There needs to be a focus on education, inclusion and an investment in children and infrastructure, said Ron Koehler, assistant superintendent of Kent Intermediate School District. But a “one-size-fits-all” solution will not work, he said.

“When we have 21 percent of children who are living in poverty, we need to do something different,” said Milinda Ysasi, executive director of The SOURCE, an employment-focused nonprofit. “We need to stop criminalizing and penalizing people who are living in poverty who are trying to get those middle-scale jobs.”

Ysasi, who said she is “pissed off with purpose,” said there has been some work toward this — such as ending driver responsibility fees — but more can be done, like assistance with child care.

As long as there is a bigger focus to “filter” people from the system rather than creating opportunities, the problems will not be solved, she said.

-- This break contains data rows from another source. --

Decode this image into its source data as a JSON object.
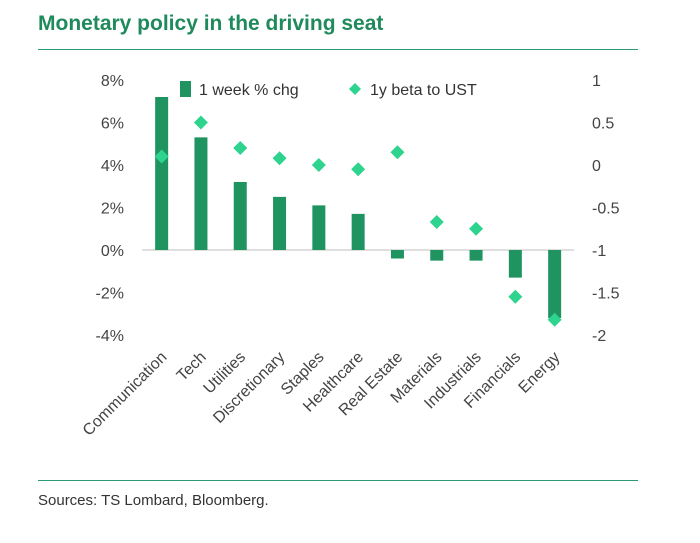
{
  "title": "Monetary policy in the driving seat",
  "source": "Sources: TS Lombard, Bloomberg.",
  "colors": {
    "bar": "#1f9460",
    "diamond": "#2ed38e",
    "title": "#1f8a5b",
    "rule": "#2e9a73"
  },
  "chart_data": {
    "type": "bar",
    "categories": [
      "Communication",
      "Tech",
      "Utilities",
      "Discretionary",
      "Staples",
      "Healthcare",
      "Real Estate",
      "Materials",
      "Industrials",
      "Financials",
      "Energy"
    ],
    "series": [
      {
        "name": "1 week % chg",
        "type": "bar",
        "axis": "left",
        "values": [
          7.2,
          5.3,
          3.2,
          2.5,
          2.1,
          1.7,
          -0.4,
          -0.5,
          -0.5,
          -1.3,
          -3.2
        ]
      },
      {
        "name": "1y beta to UST",
        "type": "scatter",
        "axis": "right",
        "values": [
          0.1,
          0.5,
          0.2,
          0.08,
          0.0,
          -0.05,
          0.15,
          -0.67,
          -0.75,
          -1.55,
          -1.82
        ]
      }
    ],
    "y_left": {
      "ylim": [
        -4,
        8
      ],
      "ticks": [
        "8%",
        "6%",
        "4%",
        "2%",
        "0%",
        "-2%",
        "-4%"
      ]
    },
    "y_right": {
      "ylim": [
        -2,
        1
      ],
      "ticks": [
        "1",
        "0.5",
        "0",
        "-0.5",
        "-1",
        "-1.5",
        "-2"
      ]
    },
    "legend_position": "top",
    "grid": false
  }
}
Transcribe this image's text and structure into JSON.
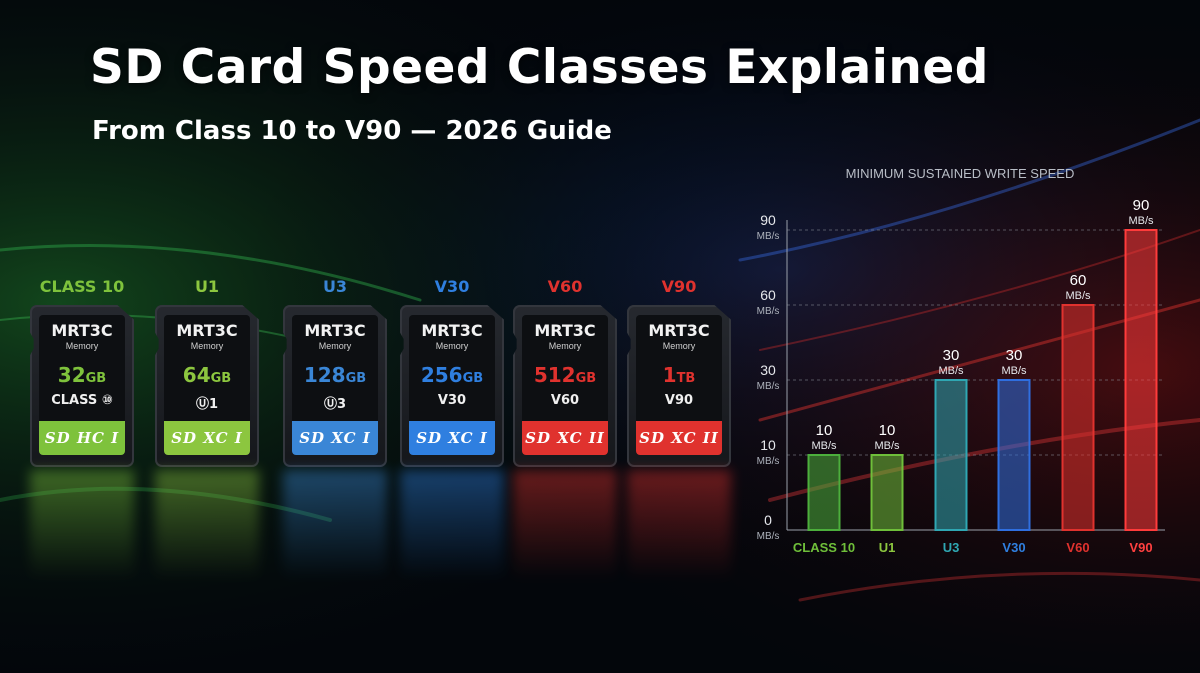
{
  "header": {
    "title": "SD Card Speed Classes Explained",
    "subtitle": "From Class 10 to V90 — 2026 Guide"
  },
  "cards": [
    {
      "label": "CLASS 10",
      "brand": "MRT3C",
      "brand_sub": "Memory",
      "capacity_num": "32",
      "capacity_unit": "GB",
      "speed_mark": "CLASS ⑩",
      "logo": "SD HC I",
      "color": "#7ec23c"
    },
    {
      "label": "U1",
      "brand": "MRT3C",
      "brand_sub": "Memory",
      "capacity_num": "64",
      "capacity_unit": "GB",
      "speed_mark": "Ⓤ1",
      "logo": "SD XC I",
      "color": "#8cc63f"
    },
    {
      "label": "U3",
      "brand": "MRT3C",
      "brand_sub": "Memory",
      "capacity_num": "128",
      "capacity_unit": "GB",
      "speed_mark": "Ⓤ3",
      "logo": "SD XC I",
      "color": "#3a86d6"
    },
    {
      "label": "V30",
      "brand": "MRT3C",
      "brand_sub": "Memory",
      "capacity_num": "256",
      "capacity_unit": "GB",
      "speed_mark": "V30",
      "logo": "SD XC I",
      "color": "#2f7fe0"
    },
    {
      "label": "V60",
      "brand": "MRT3C",
      "brand_sub": "Memory",
      "capacity_num": "512",
      "capacity_unit": "GB",
      "speed_mark": "V60",
      "logo": "SD XC II",
      "color": "#e0322e"
    },
    {
      "label": "V90",
      "brand": "MRT3C",
      "brand_sub": "Memory",
      "capacity_num": "1",
      "capacity_unit": "TB",
      "speed_mark": "V90",
      "logo": "SD XC II",
      "color": "#e0322e"
    }
  ],
  "colors": {
    "class10": "#6fbf3a",
    "u1": "#8cc63f",
    "u3": "#2fa7b3",
    "v30": "#2f6fe0",
    "v60": "#e0322e",
    "v90": "#ff4040"
  },
  "chart_data": {
    "type": "bar",
    "title": "MINIMUM SUSTAINED WRITE SPEED",
    "categories": [
      "CLASS 10",
      "U1",
      "U3",
      "V30",
      "V60",
      "V90"
    ],
    "values": [
      10,
      10,
      30,
      30,
      60,
      90
    ],
    "value_labels": [
      "10",
      "10",
      "30",
      "30",
      "60",
      "90"
    ],
    "unit_label": "MB/s",
    "yticks": [
      "0",
      "10",
      "30",
      "60",
      "90"
    ],
    "ytick_unit": "MB/s",
    "bar_colors": [
      "#4caf3c",
      "#6fbf3a",
      "#2fa7b3",
      "#2f6fe0",
      "#e0322e",
      "#ff3b3b"
    ],
    "category_colors": [
      "#6fbf3a",
      "#8cc63f",
      "#2fa7b3",
      "#2f7fe0",
      "#e0322e",
      "#ff4040"
    ],
    "ylim": [
      0,
      90
    ],
    "grid": true,
    "axis_scale": "piecewise ticks at 0, 10, 30, 60, 90 evenly spaced"
  }
}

In hiring, it will be important to “level the playing field” so all “qualified” workers have an equal chance, said Bill Manns, president of Mercy Health Saint Mary's.

When he began his job in 2013, Manns said there were unregulated hiring practices that did not give everyone a fair chance.

He worked to regulate interview questions and other hiring practices, and grew the rate of staff of color to 38 percent.

“Patient perception of quality went up as the workforce became more diverse,” he said.

Grand Rapids Mayor Rosalynn Bliss urged leaders in every sector to take “strategic action” to fix the “urgent” workforce need.

“We know this is a worthwhile cause that we have to work hard at solving,” she said. “But I can’t think of a cause more worthwhile than this.”